The 3850-km long Deep Seismic Sounding profile QUARTZ crosses six major geologic provinces in Eurasia and is sourced by 3 nuclear and 48 chemical explosions. We present the first interpretation of the entire data set, using two dimensional (2-D) ray tracing and inversion, resolution analysis, and 1-D amplitude modeling. Our interpretation shows a 42-km-thick, high-velocity crust under the Baltic Shield, a 29-km-thick crust and high-velocity upper mantle under the Mezenskaya depression, 52-km-thick crust with high-velocity lower crust and uppermost mantle under the Urals, and 40-km-thick crust under the West Siberian basin deepening to 45 km under the Altay-Sayan fold belt. High-velocity (8.4 km/s) uppermost mantle is found under the Mezenskaya depression and under the east flank of the Urals. One almost continuous upper mantle boundary occurs at 65- to 80-km depth, and another with an approximately 40-km-thick LVZ occurs at 120- to 140-km depth. The shallow upper mantle blocks and the two extensive interfaces indicate strong upper mantle heterogeneity. Resolution analysis based on direct multivariate model perturbations, artificial neural network and principal component analysis, indicate the depth uncertainty of the 410-km discontinuity within ±6 km, and also its trade-off with dip and velocities above and below the discontinuity. Decreased near-critical amplitudes of reflections from the 410-km and 660-km discontinuities indicate that these boundaries are most likely represented by gradient zones about 15-20 km thick. Lithosphere thins, asthenospheric velocity decreases, and the 410-km discontinuity dips to the SE approaching the Himalayan orogenic belt.

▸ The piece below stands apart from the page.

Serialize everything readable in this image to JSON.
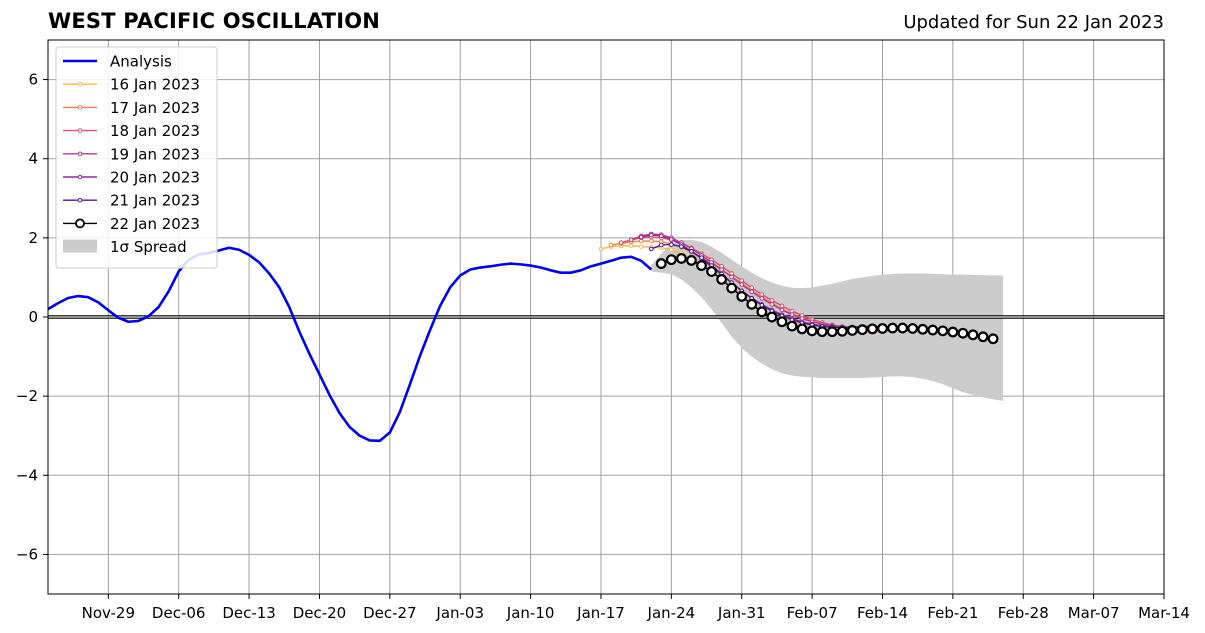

3D First-Arrival Regional Calibration Model of Northern Eurasia

Seismological monitoring of the Comprehensive Test Ban Treaty (CTBT) requires detailed knowledge of travel-time characteristics of seismic phases across large areas. We use first-arrival travel times from several of Russian Deep Seismic Sounding (dss) profiles, primarily those from Peaceful Nuclear Explosions (pnes), to construct a 3D regional travel-time model of northern Eurasia. The method used, which can be viewed as a generalization of the existing regionalization techniques, is based on apparent-velocity-based spatial interpolation of the travel times picked from dss records. The resulting travel-time field is described in terms of an apparent velocity model in the 3D space of geographic coordinates and ray parameter. In the travel-time calibration, this model could be used to construct approximate source-specific station correction surfaces for any location within the region and also as a region-specific reference model to be used as a background for further calibration effort. This approach allows incremental refinement of the model as additional travel-time data become available. By converting the travel-time model into depth, a 3D regional velocity model is obtained, providing a description of the general features of the upper mantle in northern Eurasia.

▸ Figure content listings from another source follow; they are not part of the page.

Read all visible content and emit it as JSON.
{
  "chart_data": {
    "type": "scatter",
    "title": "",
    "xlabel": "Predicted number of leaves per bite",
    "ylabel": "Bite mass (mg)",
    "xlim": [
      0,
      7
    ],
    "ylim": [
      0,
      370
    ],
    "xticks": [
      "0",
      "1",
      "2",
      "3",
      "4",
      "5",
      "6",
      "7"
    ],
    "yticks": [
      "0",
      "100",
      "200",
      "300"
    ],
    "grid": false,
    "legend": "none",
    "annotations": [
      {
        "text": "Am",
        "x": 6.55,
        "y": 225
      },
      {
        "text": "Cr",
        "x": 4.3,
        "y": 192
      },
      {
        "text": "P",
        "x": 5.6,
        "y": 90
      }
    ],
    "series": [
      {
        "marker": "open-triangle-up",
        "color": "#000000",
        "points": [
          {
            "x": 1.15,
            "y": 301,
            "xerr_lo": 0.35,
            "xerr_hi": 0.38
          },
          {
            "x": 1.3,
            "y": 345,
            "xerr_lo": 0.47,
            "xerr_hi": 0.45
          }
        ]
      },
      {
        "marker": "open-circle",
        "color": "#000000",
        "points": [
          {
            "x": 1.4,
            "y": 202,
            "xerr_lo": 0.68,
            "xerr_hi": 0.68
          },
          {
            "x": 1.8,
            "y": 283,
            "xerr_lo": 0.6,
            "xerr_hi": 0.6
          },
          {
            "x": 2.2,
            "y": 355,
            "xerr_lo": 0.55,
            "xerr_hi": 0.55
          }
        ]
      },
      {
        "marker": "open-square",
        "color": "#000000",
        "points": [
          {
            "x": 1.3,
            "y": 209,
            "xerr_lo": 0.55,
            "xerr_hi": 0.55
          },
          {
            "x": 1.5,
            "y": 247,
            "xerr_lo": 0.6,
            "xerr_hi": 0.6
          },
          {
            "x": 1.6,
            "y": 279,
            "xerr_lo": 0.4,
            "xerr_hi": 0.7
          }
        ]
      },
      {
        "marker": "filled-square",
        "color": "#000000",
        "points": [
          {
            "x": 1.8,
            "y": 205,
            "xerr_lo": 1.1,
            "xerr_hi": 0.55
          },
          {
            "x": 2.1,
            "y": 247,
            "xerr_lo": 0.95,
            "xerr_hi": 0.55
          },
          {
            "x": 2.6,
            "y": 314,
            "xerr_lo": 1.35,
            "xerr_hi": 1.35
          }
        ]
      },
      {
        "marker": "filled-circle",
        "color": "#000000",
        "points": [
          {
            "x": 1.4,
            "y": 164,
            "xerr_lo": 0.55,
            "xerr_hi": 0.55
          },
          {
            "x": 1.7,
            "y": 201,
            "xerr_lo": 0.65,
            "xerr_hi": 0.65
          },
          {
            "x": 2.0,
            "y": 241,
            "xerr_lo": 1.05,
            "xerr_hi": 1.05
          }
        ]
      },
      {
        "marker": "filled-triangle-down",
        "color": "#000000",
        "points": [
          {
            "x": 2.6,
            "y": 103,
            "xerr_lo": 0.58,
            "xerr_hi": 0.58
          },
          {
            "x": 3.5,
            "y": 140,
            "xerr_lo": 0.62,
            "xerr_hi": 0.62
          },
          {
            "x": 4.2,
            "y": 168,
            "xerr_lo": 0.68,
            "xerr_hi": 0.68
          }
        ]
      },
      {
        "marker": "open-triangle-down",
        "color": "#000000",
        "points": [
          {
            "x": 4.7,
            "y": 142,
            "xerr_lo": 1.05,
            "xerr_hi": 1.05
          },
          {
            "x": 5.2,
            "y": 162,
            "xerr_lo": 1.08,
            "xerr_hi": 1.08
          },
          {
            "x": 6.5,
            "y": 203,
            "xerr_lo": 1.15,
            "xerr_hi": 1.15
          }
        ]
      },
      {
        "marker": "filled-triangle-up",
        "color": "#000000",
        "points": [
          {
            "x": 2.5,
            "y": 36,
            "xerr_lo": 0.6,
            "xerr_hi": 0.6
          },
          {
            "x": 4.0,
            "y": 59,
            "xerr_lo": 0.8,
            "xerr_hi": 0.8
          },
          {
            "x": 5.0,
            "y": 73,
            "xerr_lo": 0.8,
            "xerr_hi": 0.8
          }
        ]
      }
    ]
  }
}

Imaging Crustal Structure along Refraction Profiles Using Multicomponent Recordings of First-Arrival Coda

In a way similar to receiver function imaging, coda of the first arrivals can be used to constrain crustal structure along controlled-source refraction profiles with multicomponent recording. Stacked cross-correlations of the radial and vertical components of recordings from three peaceful nuclear explosions of the 3850-km long profile QUARTZ (Russia) exhibit good correlation with the depth to the basement and provide a horizontal resolution level close to recording station spacing (10-15 km). The results also suggest high (∼0.35-0.4) average Poissons ratios within the sediments. When applied to other multicomponent long-range refraction profiles, this approach could provide a simple and inexpensive way to constrain the structure of the upper crust that is required for interpretation of the deeper structures and that cannot be constrained by other means. Most importantly, reverberations within the sedimentary column appear to account for much of the observed complexity of the first-arrival waveforms, and therefore, such reverberations should be taken into account in the interpretations of seismic scattering from within the mantle. Manuscript received 24 January 2002.